MK Sidangkan Aturan PKWT, Upah Minimum, Pesangon dalam UU Cipta Kerja
Berita

MK Sidangkan Aturan PKWT, Upah Minimum, Pesangon dalam UU Cipta Kerja

Majelis Panel meminta para pemohon memperjelas bagian kedudukan hukum dan kerugian konstitusional.

Oleh:
Agus Sahbani
Bacaan 7 Menit

Selain itu, ketentuan Pasal 88E ayat (2) UU 13/2003 yang diatur dalam Pasal 81 angka 25 UU Cipta Kerja, ditegaskan adanya larangan bagi pengusaha membayar upah lebih rendah dari upah minimum. Namun, dalam ketentuan selanjutnya tidak diatur akibat dan kewajiban hukum bagi pengusaha apabila membayar upah lebih rendah dari upah minimum. Bahkan, tidak menutup kemungkinan adanya kesepakatan upah di bawah upah minimum yang dibuat oleh pengusaha dengan pekerja/buruh.

“Dihapusnya Pasal 91 UU 13/2003 sebagaimana dimaksud Pasal 81 angka 29 UU Cipta Kerja, larangan pembayaran upah minimum tanpa disertai akibat hukum dan melahirkan kewajiban membayar selisih dari upah yang dibayarkan tidak sesuai dengan upah minimum, menjadi sia-sia (illusi),” dalihnya.  

Tidak sebandingnya jumlah lapangan kerja dan angkatan kerja akan memposisikan pekerja/buruh sebagai pihak yang membutuhkan pekerjaan tanpa dapat bernegosiasi besaran upah dengan pengusaha. Ketidakpastian pekerja/buruh mendapat upah sesuai dengan upah minimum, terjadi karena Pasal 81 angka 29 UU Cipta Kerja telah menghapus Pasal 91 UU 13/2003, yang mengatur akibat dan kewajiban hukum adanya kesepakatan upah yang lebih rendah dari ketentuan upah minimum yang berlaku.

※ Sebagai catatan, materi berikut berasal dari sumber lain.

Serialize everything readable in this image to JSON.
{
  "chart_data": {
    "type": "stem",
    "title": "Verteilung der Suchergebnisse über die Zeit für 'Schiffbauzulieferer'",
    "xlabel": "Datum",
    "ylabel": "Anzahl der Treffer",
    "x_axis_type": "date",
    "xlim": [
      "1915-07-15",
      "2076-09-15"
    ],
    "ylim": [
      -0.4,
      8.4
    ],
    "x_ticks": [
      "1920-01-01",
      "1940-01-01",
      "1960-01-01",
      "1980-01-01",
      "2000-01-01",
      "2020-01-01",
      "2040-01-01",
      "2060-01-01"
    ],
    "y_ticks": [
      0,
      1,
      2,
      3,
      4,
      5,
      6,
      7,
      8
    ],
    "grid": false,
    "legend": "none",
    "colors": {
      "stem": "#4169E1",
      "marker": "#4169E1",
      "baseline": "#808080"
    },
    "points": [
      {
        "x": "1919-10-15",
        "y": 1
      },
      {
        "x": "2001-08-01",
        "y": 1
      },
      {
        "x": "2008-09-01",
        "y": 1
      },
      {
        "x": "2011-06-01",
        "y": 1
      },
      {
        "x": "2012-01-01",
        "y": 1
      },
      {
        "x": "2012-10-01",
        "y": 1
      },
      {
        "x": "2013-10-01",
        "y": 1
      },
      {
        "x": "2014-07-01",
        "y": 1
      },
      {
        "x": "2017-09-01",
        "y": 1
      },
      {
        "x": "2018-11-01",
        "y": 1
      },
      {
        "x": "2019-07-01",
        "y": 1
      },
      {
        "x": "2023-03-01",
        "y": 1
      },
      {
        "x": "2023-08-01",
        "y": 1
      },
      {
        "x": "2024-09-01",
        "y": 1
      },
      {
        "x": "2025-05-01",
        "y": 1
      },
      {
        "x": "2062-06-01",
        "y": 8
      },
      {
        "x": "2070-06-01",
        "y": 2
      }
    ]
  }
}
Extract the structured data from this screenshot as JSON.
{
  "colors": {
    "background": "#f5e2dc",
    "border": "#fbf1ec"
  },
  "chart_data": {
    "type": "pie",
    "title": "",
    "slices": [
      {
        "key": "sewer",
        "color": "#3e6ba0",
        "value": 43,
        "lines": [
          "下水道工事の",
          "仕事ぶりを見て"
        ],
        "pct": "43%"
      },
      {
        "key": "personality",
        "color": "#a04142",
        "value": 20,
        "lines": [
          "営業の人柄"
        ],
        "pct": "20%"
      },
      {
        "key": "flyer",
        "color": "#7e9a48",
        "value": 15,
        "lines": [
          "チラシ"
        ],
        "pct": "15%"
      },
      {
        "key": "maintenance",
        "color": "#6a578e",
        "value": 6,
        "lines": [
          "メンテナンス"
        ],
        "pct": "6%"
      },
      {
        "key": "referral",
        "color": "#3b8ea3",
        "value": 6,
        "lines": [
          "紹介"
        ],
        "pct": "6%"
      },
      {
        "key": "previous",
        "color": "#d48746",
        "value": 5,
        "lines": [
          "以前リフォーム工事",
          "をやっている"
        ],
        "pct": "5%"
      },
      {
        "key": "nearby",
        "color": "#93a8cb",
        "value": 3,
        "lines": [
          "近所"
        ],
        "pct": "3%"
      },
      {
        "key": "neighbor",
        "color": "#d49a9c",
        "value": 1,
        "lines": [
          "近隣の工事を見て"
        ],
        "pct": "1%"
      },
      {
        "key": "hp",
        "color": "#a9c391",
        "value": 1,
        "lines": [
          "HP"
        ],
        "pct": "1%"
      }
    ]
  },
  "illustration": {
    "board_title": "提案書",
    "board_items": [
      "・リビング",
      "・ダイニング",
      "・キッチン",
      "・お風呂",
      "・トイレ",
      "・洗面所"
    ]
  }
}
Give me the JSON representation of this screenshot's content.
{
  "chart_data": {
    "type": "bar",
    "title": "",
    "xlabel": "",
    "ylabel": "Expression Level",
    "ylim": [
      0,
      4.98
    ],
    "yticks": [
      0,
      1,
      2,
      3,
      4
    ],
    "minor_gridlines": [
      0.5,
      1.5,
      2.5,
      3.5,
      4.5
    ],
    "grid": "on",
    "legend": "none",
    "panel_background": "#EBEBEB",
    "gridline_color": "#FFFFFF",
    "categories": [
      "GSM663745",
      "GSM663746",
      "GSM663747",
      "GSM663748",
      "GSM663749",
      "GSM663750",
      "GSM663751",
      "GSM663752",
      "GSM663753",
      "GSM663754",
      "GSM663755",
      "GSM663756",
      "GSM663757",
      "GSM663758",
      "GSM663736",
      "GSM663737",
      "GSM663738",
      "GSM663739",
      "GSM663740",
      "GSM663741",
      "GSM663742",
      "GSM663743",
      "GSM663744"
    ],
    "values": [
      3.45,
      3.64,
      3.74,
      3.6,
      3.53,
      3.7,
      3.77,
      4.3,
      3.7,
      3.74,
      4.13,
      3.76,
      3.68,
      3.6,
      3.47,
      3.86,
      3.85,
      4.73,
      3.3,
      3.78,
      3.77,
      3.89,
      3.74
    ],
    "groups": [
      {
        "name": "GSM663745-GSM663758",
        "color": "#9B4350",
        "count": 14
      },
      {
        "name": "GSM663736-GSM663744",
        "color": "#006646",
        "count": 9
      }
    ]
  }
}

Selanjutnya, Pasal 81 angka 44 UU Cipta Kerja, telah mengubah Pasal 156 UU 13/2003 terutama frasa “paling sedikit” menjadi “paling banyak” dalam Pasal 156 ayat (2) dan ayat (3) UU 13/2003. Ketentuan ini bermakna pengusaha diberikan pilihan menetapkan besaran uang pesangon dan/atau uang penghargaan masa kerja dengan batas atas. Artinya pengusaha tidak wajib membayar uang pesangon dan/atau uang penghargaan masa kerja sesuai besaran yang telah ditetapkan dalam UU Cipta Kerja. Bahkan dapat berarti “melarang” pengusaha untuk membayar lebih tinggi sebagai makna dari frasa “paling banyak”.

Sementara Pasal 156 ayat (4) UU 13/2003 yang diatur Pasal 81 angka 44 Cipta Kerja juga menghapus pemberian uang penggantian perumahan serta pengobatan dan perawatan kepada pekerja/buruh yang diputuskan hubungan kerjanya, yang sebelumnya diatur dalam Pasal 156 ayat (4) huruf c UU 13/2003. Sebagai salah satu komponen kompensasi dari akibat PHK, pemberian uang penggantian perumahan serta pengobatan dan perawatan kepada pekerja/buruh selalu melekat dalam setiap alasan putusnya hubungan kerja.

Dalam UU 13/2003, pekerja/buruh yang diakhiri hubungan kerja dengan alasan mengundurkan diri sekalipun, tetap diberikan uang penggantian perumahan serta pengobatan dan perawatan. Hak ini untuk mengganti fasilitas pengobatan dan perawatan yang ditetapkan sebesar 5 persen, dan penggantian fasilitas perumahan sebesar 10 persen selama pekerja/buruh belum mendapat pekerjaan setelah PHK.

“Dihapusnya keberadaan uang penggantian perumahan serta pengobatan dan perawatan sebagai salah satu kewajiban pengusaha apabila terjadi PHK dan pekerja/buruh yang mengundurkan diri. Padahal, itu tumpuan dan harapan terakhir untuk mendapat jaminan atas manfaat dari uang penggantian perumahan serta pengobatan dan perawatan.”